Differential Complexes in Time-Periodic Gelfand-Shilov Spaces

TL;DR

This paper investigates the solvability and hypoellipticity of differential complexes on time-periodic Gelfand-Shilov spaces, extending previous scalar operator results to systems with time-dependent coefficients.

Contribution

It introduces a natural differential complex generated by evolution operators with time-dependent coefficients and characterizes its global solvability and hypoellipticity in ultradistributional spaces.

Findings

Complete characterization of solvability via Diophantine conditions

Extension of scalar operator results to differential complexes

Analysis of hypoellipticity in ultradistributional settings

Abstract

We study the global solvability of a class of differential complexes on the product manifold $\mathbb{T}^m \times \mathbb{R}^n$ associated with systems of evolution operators of the form $L_r = \partial_{t_r} + ia_r(t)P(x,D_x), r=1,\ldots,m,$ where the coefficients $a_r$ are real-valued Gevrey functions on the torus and $P(x,D_x)$ is a globally elliptic normal differential operator on $\mathbb{R}^n$. Within the framework of time-periodic Gelfand--Shilov spaces, we introduce a natural differential complex generated by these operators and investigate its solvability in both functional and ultradistributional settings.
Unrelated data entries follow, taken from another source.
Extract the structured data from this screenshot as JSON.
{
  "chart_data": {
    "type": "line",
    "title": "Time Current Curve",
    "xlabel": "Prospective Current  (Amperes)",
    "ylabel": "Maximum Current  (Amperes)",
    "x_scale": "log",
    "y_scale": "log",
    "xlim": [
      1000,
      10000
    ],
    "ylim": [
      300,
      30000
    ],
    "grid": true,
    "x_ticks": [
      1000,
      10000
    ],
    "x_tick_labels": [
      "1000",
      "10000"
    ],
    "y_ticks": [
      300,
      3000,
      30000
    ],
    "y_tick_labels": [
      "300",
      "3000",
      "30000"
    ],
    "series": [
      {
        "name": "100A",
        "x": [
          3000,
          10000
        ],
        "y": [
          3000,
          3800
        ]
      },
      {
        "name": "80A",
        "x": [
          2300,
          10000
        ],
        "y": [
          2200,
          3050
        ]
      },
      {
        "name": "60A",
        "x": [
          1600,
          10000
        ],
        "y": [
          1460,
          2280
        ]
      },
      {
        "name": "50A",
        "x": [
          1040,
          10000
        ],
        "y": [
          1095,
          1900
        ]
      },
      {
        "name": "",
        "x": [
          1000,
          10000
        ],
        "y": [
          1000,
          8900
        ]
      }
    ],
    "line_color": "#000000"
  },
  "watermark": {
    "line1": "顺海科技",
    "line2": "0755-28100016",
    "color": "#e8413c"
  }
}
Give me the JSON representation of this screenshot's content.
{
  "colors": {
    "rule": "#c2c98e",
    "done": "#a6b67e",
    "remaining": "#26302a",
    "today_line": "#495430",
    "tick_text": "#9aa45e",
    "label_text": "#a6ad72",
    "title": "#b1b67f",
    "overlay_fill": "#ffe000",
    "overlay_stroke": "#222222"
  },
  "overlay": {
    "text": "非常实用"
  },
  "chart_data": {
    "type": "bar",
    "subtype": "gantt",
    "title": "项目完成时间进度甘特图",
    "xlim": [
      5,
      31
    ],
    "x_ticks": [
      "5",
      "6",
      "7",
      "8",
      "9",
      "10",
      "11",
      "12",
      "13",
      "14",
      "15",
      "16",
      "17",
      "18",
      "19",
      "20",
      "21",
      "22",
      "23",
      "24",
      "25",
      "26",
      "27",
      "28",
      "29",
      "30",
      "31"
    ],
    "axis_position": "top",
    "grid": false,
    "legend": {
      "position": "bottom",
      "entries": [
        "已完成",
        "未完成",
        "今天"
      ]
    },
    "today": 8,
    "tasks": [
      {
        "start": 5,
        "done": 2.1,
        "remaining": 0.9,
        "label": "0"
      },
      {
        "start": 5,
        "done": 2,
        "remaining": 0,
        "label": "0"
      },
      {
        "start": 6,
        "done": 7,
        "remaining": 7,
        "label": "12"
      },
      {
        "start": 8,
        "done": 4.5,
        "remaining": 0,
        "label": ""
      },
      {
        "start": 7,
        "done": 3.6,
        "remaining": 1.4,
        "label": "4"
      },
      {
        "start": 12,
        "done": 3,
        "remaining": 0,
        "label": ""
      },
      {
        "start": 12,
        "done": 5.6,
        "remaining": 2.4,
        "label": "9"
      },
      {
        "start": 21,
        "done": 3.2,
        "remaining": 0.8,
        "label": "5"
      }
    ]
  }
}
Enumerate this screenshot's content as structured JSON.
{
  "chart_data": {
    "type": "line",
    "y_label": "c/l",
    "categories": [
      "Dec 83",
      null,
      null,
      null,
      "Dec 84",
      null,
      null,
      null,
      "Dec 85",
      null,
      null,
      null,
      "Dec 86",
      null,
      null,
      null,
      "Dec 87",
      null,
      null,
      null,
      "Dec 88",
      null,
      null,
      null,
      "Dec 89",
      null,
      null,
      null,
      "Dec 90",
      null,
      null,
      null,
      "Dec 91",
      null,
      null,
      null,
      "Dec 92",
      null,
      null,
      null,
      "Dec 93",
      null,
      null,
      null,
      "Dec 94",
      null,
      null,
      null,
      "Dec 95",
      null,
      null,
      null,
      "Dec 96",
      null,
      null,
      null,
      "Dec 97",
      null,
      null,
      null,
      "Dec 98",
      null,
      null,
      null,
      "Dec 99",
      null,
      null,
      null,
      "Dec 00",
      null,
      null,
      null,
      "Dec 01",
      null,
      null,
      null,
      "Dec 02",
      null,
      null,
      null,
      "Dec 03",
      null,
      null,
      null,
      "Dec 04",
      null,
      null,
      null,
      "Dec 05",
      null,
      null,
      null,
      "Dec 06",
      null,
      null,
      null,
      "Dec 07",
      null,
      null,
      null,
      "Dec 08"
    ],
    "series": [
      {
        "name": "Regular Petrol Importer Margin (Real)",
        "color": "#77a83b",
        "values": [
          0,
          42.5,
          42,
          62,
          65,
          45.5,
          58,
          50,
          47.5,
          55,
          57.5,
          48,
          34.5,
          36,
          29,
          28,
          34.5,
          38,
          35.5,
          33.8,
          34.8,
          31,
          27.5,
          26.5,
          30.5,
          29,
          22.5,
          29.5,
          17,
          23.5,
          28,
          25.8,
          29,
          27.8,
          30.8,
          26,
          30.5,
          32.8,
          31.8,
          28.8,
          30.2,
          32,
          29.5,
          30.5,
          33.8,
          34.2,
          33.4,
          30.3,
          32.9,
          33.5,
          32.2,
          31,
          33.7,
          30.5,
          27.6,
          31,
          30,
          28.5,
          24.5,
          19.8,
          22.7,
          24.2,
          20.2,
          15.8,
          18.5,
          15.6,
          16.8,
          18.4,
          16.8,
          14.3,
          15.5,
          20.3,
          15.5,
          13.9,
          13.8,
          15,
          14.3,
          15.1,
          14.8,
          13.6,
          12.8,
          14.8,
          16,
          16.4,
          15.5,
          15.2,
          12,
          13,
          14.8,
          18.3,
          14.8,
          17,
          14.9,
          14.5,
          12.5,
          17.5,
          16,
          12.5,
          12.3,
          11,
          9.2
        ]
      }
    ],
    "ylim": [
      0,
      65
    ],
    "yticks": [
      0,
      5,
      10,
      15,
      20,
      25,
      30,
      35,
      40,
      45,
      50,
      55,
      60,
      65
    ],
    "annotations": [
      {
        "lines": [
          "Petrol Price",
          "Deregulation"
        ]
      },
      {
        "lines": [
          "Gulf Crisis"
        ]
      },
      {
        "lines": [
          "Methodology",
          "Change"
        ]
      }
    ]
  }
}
We provide a complete characterization of global solvability in terms of a Diophantine condition involving the constant part of the associated $1$-form and the spectrum of $P$. We also analyze global hypoellipticity of the complex. These results extend previous works on scalar operators and constant coefficient systems to the setting of differential complexes with time-dependent real coefficients.